The Dark Tower (The Dark Tower #7)

Mixed with this memory was fear concerning the sore itself.

What if it was cancer? Before, she'd always been able to thrust this idea away before it was fully articulated in her mind. This time she couldn't. What if she'd caught her stupid self a cancer on her trek through the Badlands?

Her stomach knotted, then heaved. She kept her fine dinner in its place, but perhaps only for the time being.

Suddenly she wanted to be alone, needed to be alone. If she was going to vomit, she didn't want to do it in front of Roland and this stranger. Even if she wasn't, she wanted some time to get herself back under control. A gust of wind strong enough to shake the entire cottage roared past like a hot-enj in full flight; the lights flickered and her stomach knotted again at the seasick motion of the shadows on the wall.

"I've got to go... the bathroom..." she managed to say.

For a moment the world wavered, but then it steadied down again. In the fireplace a knot of wood exploded, shooting a flurry of crimson sparks up the chimney.

"You sure?" Joe asked. He was no longer angry (if he had been), but he was looking at her doubtfully.

"Let her go," Roland said. "She needs to settle herself down,

I think."

Susannah began to give him a grateful smile, but it hurt the sore place and started it bleeding again, too. She didn't know what else might change in the immediate future thanks to the dumb, unhealing sore, but she did know she was done listening to jokes for awhile. She'd need a transfusion if she did much more laughing.

"I'll be back," she said. "Don't you boys go and eat all the rest of that pudding on me." The very thought of food made her feel ill, but it was something to say.

"On the subject of pudding, I make no promise," Roland said. Then, as she began to turn away: "If thee feels lightheaded in there, call me."

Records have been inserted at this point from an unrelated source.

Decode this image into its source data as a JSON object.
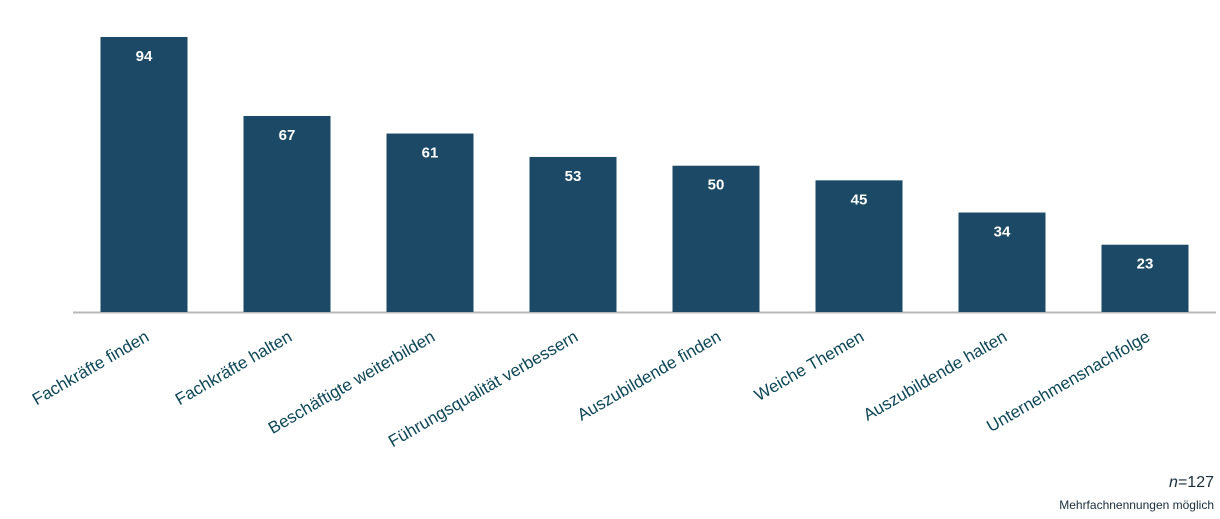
{
  "chart_data": {
    "type": "bar",
    "categories": [
      "Fachkräfte finden",
      "Fachkräfte halten",
      "Beschäftigte weiterbilden",
      "Führungsqualität verbessern",
      "Auszubildende finden",
      "Weiche Themen",
      "Auszubildende halten",
      "Unternehmensnachfolge"
    ],
    "values": [
      94,
      67,
      61,
      53,
      50,
      45,
      34,
      23
    ],
    "color": "#1b4966",
    "note_variable": "n",
    "note_value": "=127",
    "note": "Mehrfachnennungen möglich"
  }
}
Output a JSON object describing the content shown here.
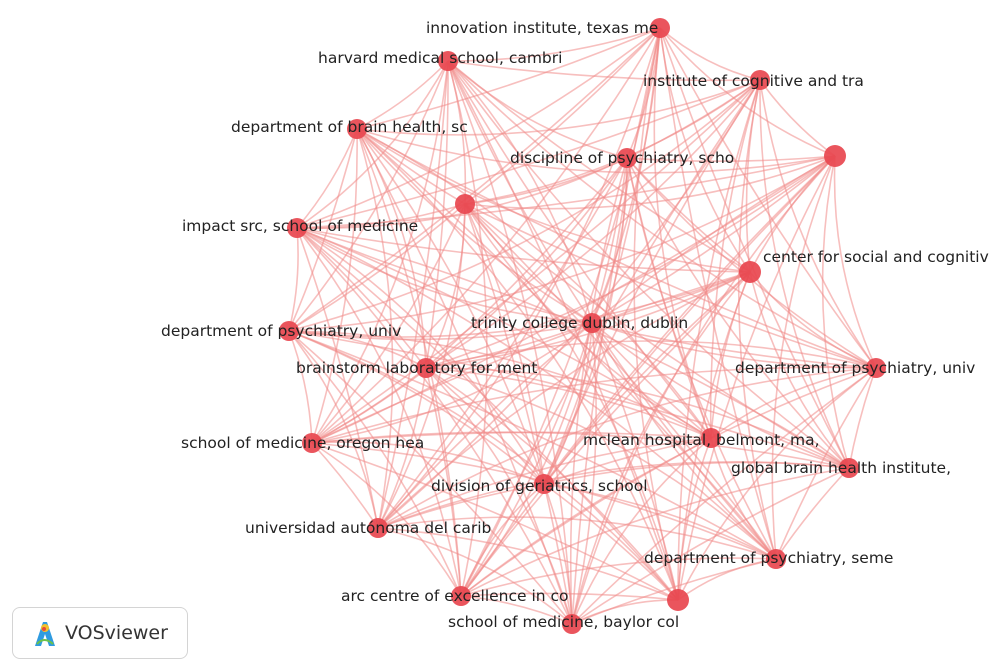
{
  "app": {
    "brand_label": "VOSviewer",
    "brand_icon": "vosviewer-logo-icon"
  },
  "network": {
    "node_color": "#e8474f",
    "edge_color": "#f08a88",
    "nodes": [
      {
        "label": "innovation institute, texas me"
      },
      {
        "label": "harvard medical school, cambri"
      },
      {
        "label": "institute of cognitive and tra"
      },
      {
        "label": "department of brain health, sc"
      },
      {
        "label": "discipline of psychiatry, scho"
      },
      {
        "label": ""
      },
      {
        "label": ""
      },
      {
        "label": "impact src, school of medicine"
      },
      {
        "label": "center for social and cognitiv"
      },
      {
        "label": "department of psychiatry, univ"
      },
      {
        "label": "trinity college dublin, dublin"
      },
      {
        "label": "brainstorm laboratory for ment"
      },
      {
        "label": "department of psychiatry, univ"
      },
      {
        "label": "school of medicine, oregon hea"
      },
      {
        "label": "mclean hospital, belmont, ma,"
      },
      {
        "label": "global brain health institute,"
      },
      {
        "label": "division of geriatrics, school"
      },
      {
        "label": "universidad autónoma del carib"
      },
      {
        "label": "department of psychiatry, seme"
      },
      {
        "label": "arc centre of excellence in co"
      },
      {
        "label": ""
      },
      {
        "label": "school of medicine, baylor col"
      }
    ]
  }
}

"I will," she said. "Thank you, Roland."

TEN

Although Joe Collins lived alone, his bathroom had a pleasantly feminine feel to it. Susannah had noticed that the first time she'd used it. The wallpaper was pink, with green leaves and-what else?-wild roses. The John looked perfectly modern except for the ring, which was wood instead of plastic. Had he carved it himself? She didn't think it was out of the question, although probably the robot had brought it from some forgotten store of stuff. Stuttering Carl? Was that what Joe called the robot? No, Bill. Stuttering Bill.

On one side of the John there was a stool, on the other a claw-foot tub with a shower attachment that made her think of Hitchcock's Psycho (but every shower made her think of that damned movie since she'd seen it in Times Square). There was also a porcelain washstand set in a waist-high wooden cabinet-good old plainoak rather than ironwood, she judged.

There was a mirror above it. She presumed you swung it out and there were your pills and potions. All the comforts of home.

She removed the napkin with a wince and a litde hissing cry.

It had stuck in the drying blood, and pulling it away hurt. She was dismayed by the amount of blood on her cheeks, lips, and chin-not to mention her neck and the shoulder of her shirt.

She told herself not to let it make her crazy; you ripped the top off something and it was going to bleed, that was all. Especially if it was on your stupid face.

In the other room she heard Joe say something, she couldn't tell what, and Roland's response: a few words with a chuckle tacked on at the end. So weird to hear him do that, she thought. Almost like he's drunk. Had she ever seen Roland drunk? She realized she had not. Never falling-down drunk, never mother-naked, never fully caught by laughter... until now.

Ten'yo business, woman, Detta told her.

"All right," she muttered. "All right, all right."

Thinking drunk. Thinking naked. Thinking lost in laughter.

Thinking they were all so close to being the same thing.

Maybe they were the same thing.

Then she got up on the stool and turned on the water. It came in a gush, blotting out the sounds from the other room.